I met the Hamburglar.

Sometimes unexpected occurrences in life make any given situation that much more AWESOME. For example, let’s say you had tickets to the sold out Wizards/Lakers game Saturday night and by chance entered the Verizon Center through the entrance where they had just opened a Dunkin Donuts in the arena that week. And at that Dunkin Donuts, not only did they sell DUNKIN DONUTS COFFEE for street value ($2/cup), but they also served chocolate Munchkins™ by the cupful. Surprise! This is a true story. And I’ll leave it to you to decide if we did or did not get a cup of Munchkins for the game and another cup to bring to the bar after the game.

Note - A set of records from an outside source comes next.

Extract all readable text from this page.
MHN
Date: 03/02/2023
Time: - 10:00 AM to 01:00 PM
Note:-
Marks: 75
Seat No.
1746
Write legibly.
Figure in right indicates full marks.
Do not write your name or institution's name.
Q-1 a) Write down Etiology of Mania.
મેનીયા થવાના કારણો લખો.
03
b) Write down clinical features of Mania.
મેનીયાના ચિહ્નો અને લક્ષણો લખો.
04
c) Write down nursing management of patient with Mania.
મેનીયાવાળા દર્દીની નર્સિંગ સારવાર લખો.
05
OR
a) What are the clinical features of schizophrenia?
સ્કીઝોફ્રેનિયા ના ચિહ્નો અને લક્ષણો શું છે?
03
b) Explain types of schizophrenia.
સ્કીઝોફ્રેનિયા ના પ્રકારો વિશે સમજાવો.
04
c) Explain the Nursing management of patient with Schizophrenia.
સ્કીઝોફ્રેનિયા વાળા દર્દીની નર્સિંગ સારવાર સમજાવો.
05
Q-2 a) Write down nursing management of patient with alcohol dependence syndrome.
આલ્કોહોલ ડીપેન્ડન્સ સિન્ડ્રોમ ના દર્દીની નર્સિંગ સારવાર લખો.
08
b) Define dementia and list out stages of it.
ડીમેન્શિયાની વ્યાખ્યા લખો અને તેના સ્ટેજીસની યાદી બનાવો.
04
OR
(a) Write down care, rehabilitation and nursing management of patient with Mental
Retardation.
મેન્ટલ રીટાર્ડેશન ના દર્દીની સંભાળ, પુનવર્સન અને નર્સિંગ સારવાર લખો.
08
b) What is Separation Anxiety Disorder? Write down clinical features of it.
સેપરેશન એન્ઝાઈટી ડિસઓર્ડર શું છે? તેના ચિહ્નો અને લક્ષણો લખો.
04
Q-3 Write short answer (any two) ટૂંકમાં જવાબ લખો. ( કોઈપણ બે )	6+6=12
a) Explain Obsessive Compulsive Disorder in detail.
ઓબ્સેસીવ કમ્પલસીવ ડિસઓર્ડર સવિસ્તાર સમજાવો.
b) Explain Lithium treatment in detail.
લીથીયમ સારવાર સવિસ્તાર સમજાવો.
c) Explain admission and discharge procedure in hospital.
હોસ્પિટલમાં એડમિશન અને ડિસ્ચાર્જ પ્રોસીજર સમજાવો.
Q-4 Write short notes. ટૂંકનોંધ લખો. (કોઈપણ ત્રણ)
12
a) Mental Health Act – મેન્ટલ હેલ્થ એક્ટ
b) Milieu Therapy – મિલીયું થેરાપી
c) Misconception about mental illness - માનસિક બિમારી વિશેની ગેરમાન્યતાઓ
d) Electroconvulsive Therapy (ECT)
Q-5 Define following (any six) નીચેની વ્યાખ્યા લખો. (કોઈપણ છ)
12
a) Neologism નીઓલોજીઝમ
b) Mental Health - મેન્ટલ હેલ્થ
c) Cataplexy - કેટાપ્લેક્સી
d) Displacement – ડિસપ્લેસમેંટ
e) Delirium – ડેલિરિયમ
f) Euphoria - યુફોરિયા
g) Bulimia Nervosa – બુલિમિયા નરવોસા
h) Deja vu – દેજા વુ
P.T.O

Example #2, The “Situation”: After heading out from Marie’s birthday party in Adam’s Morgan, T-Bone/Tibs, R-Bone/Ribs and “nickname that will go unmentioned but originally given to me by Sham-bone, not Will or Mike”/Libs (translation: Tristan, Rachel and I) went to the LAMEST PARTY EVER to meet up with Mike, Will and Ted. We may very well have been the only girls there, and the alcohol supply had already been kicked. So Ted’s visiting friend decided he needed food and he needed right now.

A couple people were pretty adamant about going to Popeye’s for some reason (probably because their biscuits are MONEY), but we ended up at the 17th Street McDonalds. The Gay McDonalds (if you live in DC you know that’s actually a statement of fact, I’m not just throwing around the word “Gay”.) Ribs and Tibs and "Will and Ted’s excellent entourage" got in line, while Ted and I sat at a table and Mike sat at the table next to us, diagonally across from Ted (I condisered drawing a diagram, because positioning is important for what is about to happen).

And here’s is where it gets awesome:

There is a McDonald’s bag on the table. I don’t bother to look at what’s in it, I just hand it to Ted and he doesn't really question the gift. The events of the next couple of seconds are a bit of a blur, but all I remember is Tristan comes back, stands behind Mike and Ted says: “Hey Tristan, watch this.”

Ted hurls the bag at Mike’s face, hits his glasses off, chipping part of the glass and gives him a red eye. At this point, we actually had no idea what was in the bag.

Turns out it was not a rock, as Mike had thought, but what had happened was that Mike just took a DOLLAR MENU DOUBLE CHEESEBURGER TO THE FACE.

T-Bone got a bag of ice and Ribs came back from being in line, having no idea what had just happened. But she finds it appropriate to give Ted her Wizards jersey that she’d been carrying around since after the game and instruct Ted to put it on over his winter coat. Thus, the birth of “Obese Arenas.”

The post burger-to-the-face fallout included a demand from Mike for Ted to “Eat the Faceburger.”

We all pretty much agreed with Mike, so Ted took a bite out of the Faceburger. Then T-Bone took Mike home to console him about his broken glasses and burger wound. Shortly thereafter, Ted exclaimed, “WE NEED TO GET THE FUCK OUT OF THIS MCDONALDS.”

He was right. We did.

Maybe one day I will tell you the story about how I got kicked out of a McDonalds in State College. Or maybe my friend Sham-bone/Shambles (Translation: Shamra) will, because the only thing I remember was being scolded by the management for causing a scene and being asked to leave. Much like the events leading up to Burgergate 2007, the circumstances of my State College McDonald’s blacklisting are pretty much a blur.

(if photo won't load, click here)

I mean, they kind of have similar glasses. I'm just sayin'.


Anonymous said...

We got kicked out of State College McDonalds? Not that its not possible, just that I don't remember it.

Rachel said...

1. I was in the ladies room, not in line for food since evidently I ate all of that guy's fries and soda. its ok cuse he was wearing a boston hat so he must be cool.


LG said...

shit maybe you weren't with me. it could have been Sarah. clearly there was some sort of substance distorting either one of our memories. but it DEFINITELY happened.